Brent crude futures rose 14 cents, or 0.3%, to $41.58 a barrel at 0500 GMT.
U.S. West Texas Intermediate (WTI) crude futures for October, due to expire on Tuesday, rose 19 cents, or 0.5%, to $39.50 a barrel. The more active November contract rose 13 cents, or 0.3%, to $39.67.
Crude prices, which fell about 4% on Monday, steadied as Texas refineries stayed open despite forecasts of heavy flooding, with Tropical Storm Beta expected to keep losing strength, allaying worries about U.S. refinery demand for feedstock.
“The recovery in sentiment after the rout in risk assets seen a fortnight ago was clearly fragile,” said Vandana Hari, energy analyst at Singapore-based Vanda Insights.
“This week, the market is recalibrating to a likely stalling of the economic recovery in Europe as several countries in the region impose fresh restrictions to contain a surge in the coronavirus.”
Monday’s price slump was spurred by concerns that an increase in coronavirus cases in major markets could lead to fresh lockdowns and hurt demand. That raised the possibility that Libyan oil could return when it isn’t needed.
“We had a pretty punchy risk-off session (overnight) ... on fears around the risk that a COVID resurgence starts to have negative impacts on demand again,” said Lachlan Shaw, National Australia Bank’s head of commodity research.
Markets are nervous about demand in places like the United Kingdom, where fresh restrictions are being imposed.
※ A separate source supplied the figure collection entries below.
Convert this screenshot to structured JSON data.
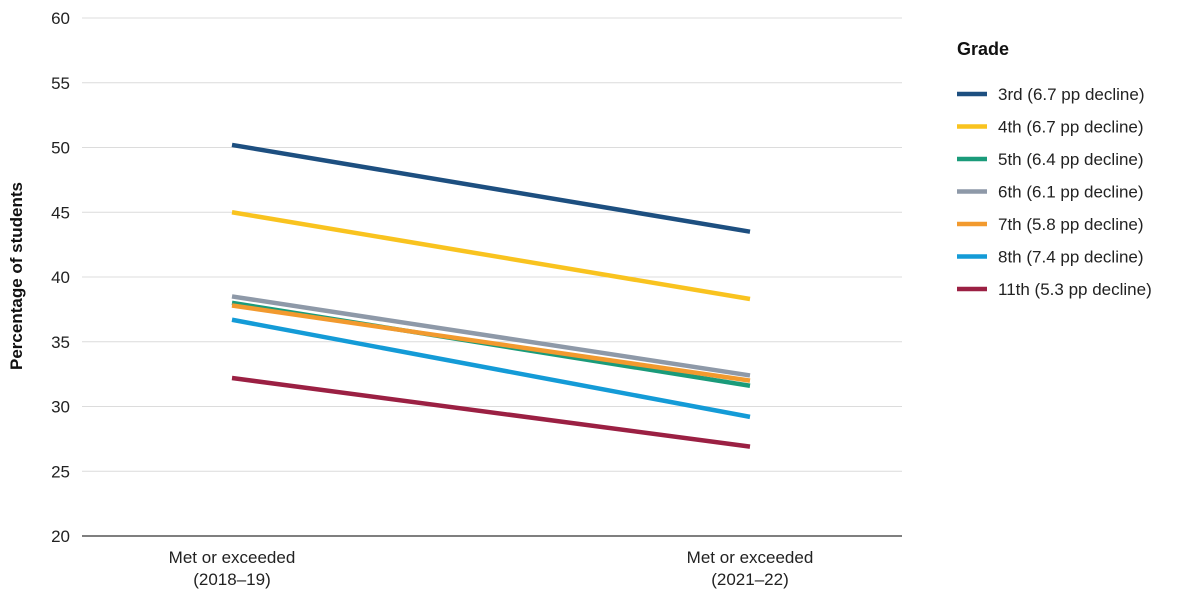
{
  "chart_data": {
    "type": "line",
    "categories": [
      [
        "Met or exceeded",
        "(2018–19)"
      ],
      [
        "Met or exceeded",
        "(2021–22)"
      ]
    ],
    "ylabel": "Percentage of students",
    "ylim": [
      20,
      60
    ],
    "yticks": [
      20,
      25,
      30,
      35,
      40,
      45,
      50,
      55,
      60
    ],
    "grid": true,
    "legend": {
      "title": "Grade",
      "placement": "right"
    },
    "series": [
      {
        "name": "3rd (6.7 pp decline)",
        "values": [
          50.2,
          43.5
        ],
        "color": "#1d4f80"
      },
      {
        "name": "4th (6.7 pp decline)",
        "values": [
          45.0,
          38.3
        ],
        "color": "#f9c31f"
      },
      {
        "name": "5th (6.4 pp decline)",
        "values": [
          38.0,
          31.6
        ],
        "color": "#1a9b7a"
      },
      {
        "name": "6th (6.1 pp decline)",
        "values": [
          38.5,
          32.4
        ],
        "color": "#8e99a8"
      },
      {
        "name": "7th (5.8 pp decline)",
        "values": [
          37.8,
          32.0
        ],
        "color": "#f29a2e"
      },
      {
        "name": "8th (7.4 pp decline)",
        "values": [
          36.7,
          29.2
        ],
        "color": "#149bd7"
      },
      {
        "name": "11th (5.3 pp decline)",
        "values": [
          32.2,
          26.9
        ],
        "color": "#9b2043"
      }
    ]
  }
}
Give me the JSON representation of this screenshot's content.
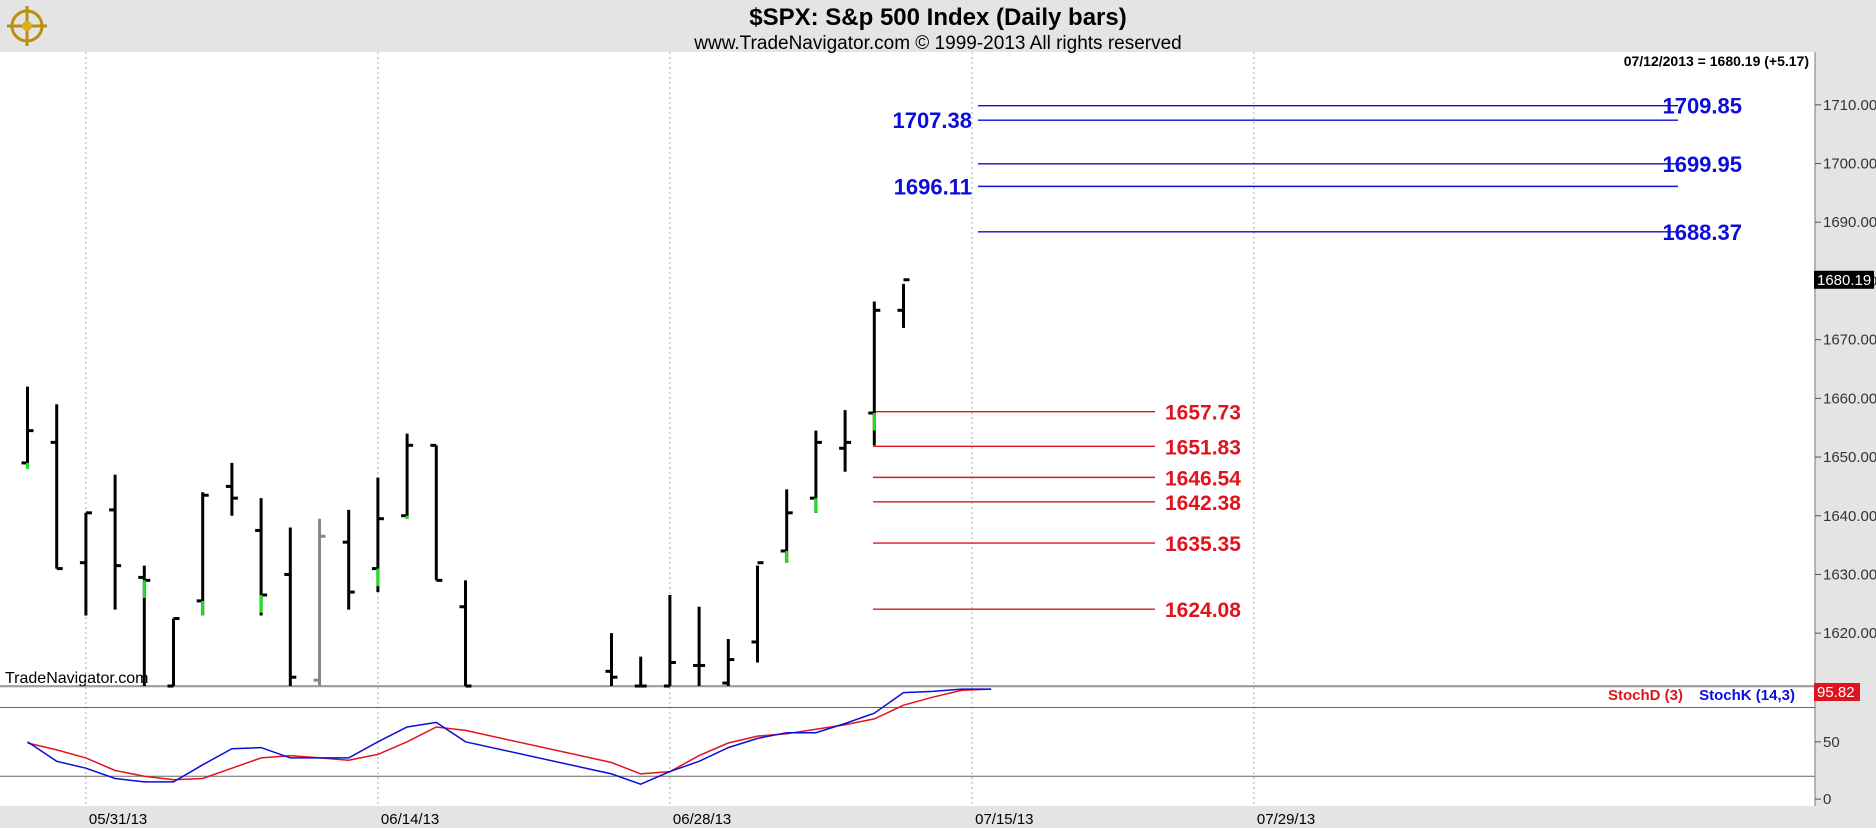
{
  "header": {
    "title": "$SPX:  S&p 500 Index  (Daily bars)",
    "subtitle": "www.TradeNavigator.com © 1999-2013 All rights reserved"
  },
  "info_line": "07/12/2013 = 1680.19 (+5.17)",
  "watermark": "TradeNavigator.com",
  "last_price_label": "1680.19",
  "stoch_last_label": "95.82",
  "colors": {
    "background": "#ffffff",
    "chrome": "#e4e4e4",
    "blue_levels": "#0d0dd9",
    "red_levels": "#e0141e",
    "bar": "#000000",
    "up_tick": "#1fe01f",
    "ghost_bar": "#888888",
    "grid": "#aaaaaa"
  },
  "chart_data": [
    {
      "type": "ohlc",
      "title": "$SPX:  S&p 500 Index  (Daily bars)",
      "ylim": [
        1611,
        1719
      ],
      "y_ticks": [
        1620,
        1630,
        1640,
        1650,
        1660,
        1670,
        1680,
        1690,
        1700,
        1710
      ],
      "y_tick_labels": [
        "1620.00",
        "1630.00",
        "1640.00",
        "1650.00",
        "1660.00",
        "1670.00",
        "1680.00",
        "1690.00",
        "1700.00",
        "1710.00"
      ],
      "x_tick_labels": [
        "05/31/13",
        "06/14/13",
        "06/28/13",
        "07/15/13",
        "07/29/13"
      ],
      "x_tick_dates": [
        "2013-05-31",
        "2013-06-14",
        "2013-06-28",
        "2013-07-15",
        "2013-07-29"
      ],
      "grid": "vertical dotted",
      "bars": [
        {
          "date": "2013-05-29",
          "open": 1649.0,
          "high": 1662.0,
          "low": 1648.0,
          "close": 1654.5,
          "up_tick": true
        },
        {
          "date": "2013-05-30",
          "open": 1652.5,
          "high": 1659.0,
          "low": 1631.0,
          "close": 1631.0
        },
        {
          "date": "2013-05-31",
          "open": 1632.0,
          "high": 1640.5,
          "low": 1623.0,
          "close": 1640.5
        },
        {
          "date": "2013-06-03",
          "open": 1641.0,
          "high": 1647.0,
          "low": 1624.0,
          "close": 1631.5
        },
        {
          "date": "2013-06-04",
          "open": 1629.5,
          "high": 1631.5,
          "low": 1611.0,
          "close": 1629.0,
          "up_tick": true
        },
        {
          "date": "2013-06-05",
          "open": 1611.0,
          "high": 1622.5,
          "low": 1611.0,
          "close": 1622.5
        },
        {
          "date": "2013-06-06",
          "open": 1625.5,
          "high": 1644.0,
          "low": 1623.0,
          "close": 1643.5,
          "up_tick": true
        },
        {
          "date": "2013-06-07",
          "open": 1645.0,
          "high": 1649.0,
          "low": 1640.0,
          "close": 1643.0
        },
        {
          "date": "2013-06-10",
          "open": 1637.5,
          "high": 1643.0,
          "low": 1623.0,
          "close": 1626.5,
          "up_tick": true
        },
        {
          "date": "2013-06-11",
          "open": 1630.0,
          "high": 1638.0,
          "low": 1611.0,
          "close": 1612.5
        },
        {
          "date": "2013-06-12",
          "open": 1612.0,
          "high": 1639.5,
          "low": 1611.0,
          "close": 1636.5,
          "ghost": true
        },
        {
          "date": "2013-06-13",
          "open": 1635.5,
          "high": 1641.0,
          "low": 1624.0,
          "close": 1627.0
        },
        {
          "date": "2013-06-14",
          "open": 1631.0,
          "high": 1646.5,
          "low": 1627.0,
          "close": 1639.5,
          "up_tick": true
        },
        {
          "date": "2013-06-17",
          "open": 1640.0,
          "high": 1654.0,
          "low": 1639.5,
          "close": 1652.0,
          "up_tick": true
        },
        {
          "date": "2013-06-18",
          "open": 1652.0,
          "high": 1652.0,
          "low": 1629.0,
          "close": 1629.0
        },
        {
          "date": "2013-06-19",
          "open": 1624.5,
          "high": 1629.0,
          "low": 1611.0,
          "close": 1611.0,
          "up_tick": true
        },
        {
          "date": "2013-06-26",
          "open": 1613.5,
          "high": 1620.0,
          "low": 1611.0,
          "close": 1612.5
        },
        {
          "date": "2013-06-27",
          "open": 1611.0,
          "high": 1616.0,
          "low": 1611.0,
          "close": 1611.0
        },
        {
          "date": "2013-06-28",
          "open": 1611.0,
          "high": 1626.5,
          "low": 1611.0,
          "close": 1615.0
        },
        {
          "date": "2013-07-01",
          "open": 1614.5,
          "high": 1624.5,
          "low": 1611.0,
          "close": 1614.5
        },
        {
          "date": "2013-07-02",
          "open": 1611.5,
          "high": 1619.0,
          "low": 1611.0,
          "close": 1615.5
        },
        {
          "date": "2013-07-03",
          "open": 1618.5,
          "high": 1631.5,
          "low": 1615.0,
          "close": 1632.0
        },
        {
          "date": "2013-07-05",
          "open": 1634.0,
          "high": 1644.5,
          "low": 1632.0,
          "close": 1640.5,
          "up_tick": true
        },
        {
          "date": "2013-07-08",
          "open": 1643.0,
          "high": 1654.5,
          "low": 1640.5,
          "close": 1652.5,
          "up_tick": true
        },
        {
          "date": "2013-07-09",
          "open": 1651.5,
          "high": 1658.0,
          "low": 1647.5,
          "close": 1652.5
        },
        {
          "date": "2013-07-10",
          "open": 1657.5,
          "high": 1676.5,
          "low": 1652.0,
          "close": 1675.0,
          "up_tick": true
        },
        {
          "date": "2013-07-11",
          "open": 1675.0,
          "high": 1679.5,
          "low": 1672.0,
          "close": 1680.2
        }
      ],
      "levels_blue": [
        {
          "value": 1709.85,
          "label": "1709.85"
        },
        {
          "value": 1707.38,
          "label": "1707.38"
        },
        {
          "value": 1699.95,
          "label": "1699.95"
        },
        {
          "value": 1696.11,
          "label": "1696.11"
        },
        {
          "value": 1688.37,
          "label": "1688.37"
        }
      ],
      "levels_red": [
        {
          "value": 1657.73,
          "label": "1657.73"
        },
        {
          "value": 1651.83,
          "label": "1651.83"
        },
        {
          "value": 1646.54,
          "label": "1646.54"
        },
        {
          "value": 1642.38,
          "label": "1642.38"
        },
        {
          "value": 1635.35,
          "label": "1635.35"
        },
        {
          "value": 1624.08,
          "label": "1624.08"
        }
      ]
    },
    {
      "type": "line",
      "title": "",
      "ylim": [
        -6,
        97
      ],
      "y_ticks": [
        0,
        50
      ],
      "y_tick_labels": [
        "0",
        "50"
      ],
      "reference_lines": [
        20,
        80
      ],
      "series": [
        {
          "name": "StochD (3)",
          "color": "#e0141e",
          "points": [
            [
              "2013-05-29",
              49
            ],
            [
              "2013-05-30",
              43
            ],
            [
              "2013-05-31",
              36
            ],
            [
              "2013-06-03",
              25
            ],
            [
              "2013-06-04",
              20
            ],
            [
              "2013-06-05",
              17
            ],
            [
              "2013-06-06",
              18
            ],
            [
              "2013-06-07",
              27
            ],
            [
              "2013-06-10",
              36
            ],
            [
              "2013-06-11",
              38
            ],
            [
              "2013-06-12",
              36
            ],
            [
              "2013-06-13",
              34
            ],
            [
              "2013-06-14",
              39
            ],
            [
              "2013-06-17",
              50
            ],
            [
              "2013-06-18",
              63
            ],
            [
              "2013-06-19",
              60
            ],
            [
              "2013-06-26",
              32
            ],
            [
              "2013-06-27",
              22
            ],
            [
              "2013-06-28",
              24
            ],
            [
              "2013-07-01",
              38
            ],
            [
              "2013-07-02",
              49
            ],
            [
              "2013-07-03",
              55
            ],
            [
              "2013-07-05",
              57
            ],
            [
              "2013-07-08",
              61
            ],
            [
              "2013-07-09",
              65
            ],
            [
              "2013-07-10",
              70
            ],
            [
              "2013-07-11",
              82
            ],
            [
              "2013-07-12",
              89
            ],
            [
              "2013-07-15",
              95
            ],
            [
              "2013-07-16",
              96
            ]
          ]
        },
        {
          "name": "StochK (14,3)",
          "color": "#0d0dd9",
          "points": [
            [
              "2013-05-29",
              50
            ],
            [
              "2013-05-30",
              33
            ],
            [
              "2013-05-31",
              27
            ],
            [
              "2013-06-03",
              18
            ],
            [
              "2013-06-04",
              15
            ],
            [
              "2013-06-05",
              15
            ],
            [
              "2013-06-06",
              30
            ],
            [
              "2013-06-07",
              44
            ],
            [
              "2013-06-10",
              45
            ],
            [
              "2013-06-11",
              36
            ],
            [
              "2013-06-12",
              36
            ],
            [
              "2013-06-13",
              36
            ],
            [
              "2013-06-14",
              50
            ],
            [
              "2013-06-17",
              63
            ],
            [
              "2013-06-18",
              67
            ],
            [
              "2013-06-19",
              50
            ],
            [
              "2013-06-26",
              22
            ],
            [
              "2013-06-27",
              13
            ],
            [
              "2013-06-28",
              24
            ],
            [
              "2013-07-01",
              33
            ],
            [
              "2013-07-02",
              45
            ],
            [
              "2013-07-03",
              53
            ],
            [
              "2013-07-05",
              58
            ],
            [
              "2013-07-08",
              58
            ],
            [
              "2013-07-09",
              66
            ],
            [
              "2013-07-10",
              75
            ],
            [
              "2013-07-11",
              93
            ],
            [
              "2013-07-12",
              94
            ],
            [
              "2013-07-15",
              96
            ],
            [
              "2013-07-16",
              96
            ]
          ]
        }
      ]
    }
  ]
}
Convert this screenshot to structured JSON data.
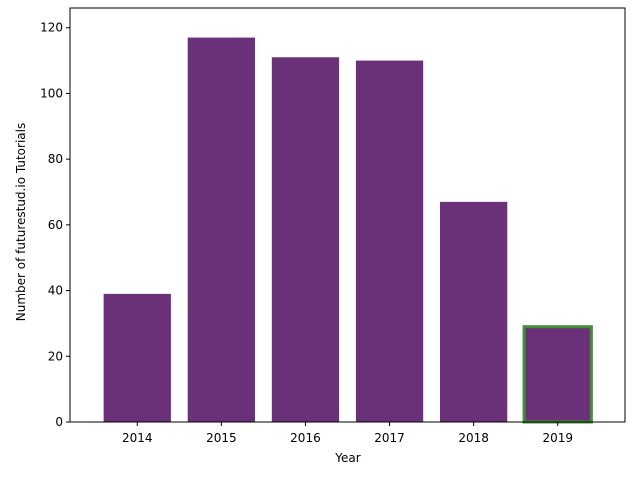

U.S. health officials are also warning of a new wave in the coming winter.
“When the virus resurges, governments lock down, impose restrictions, and individuals and businesses start to retreat. It’s all bad for demand,” Shaw said.
Traders will be watching out for the American Petroleum Institute’s data on U.S. oil inventories due later on Tuesday.
U.S. crude oil and gasoline stockpiles likely fell last week, while inventories of distillates, including diesel, were seen climbing, a preliminary Reuters poll showed.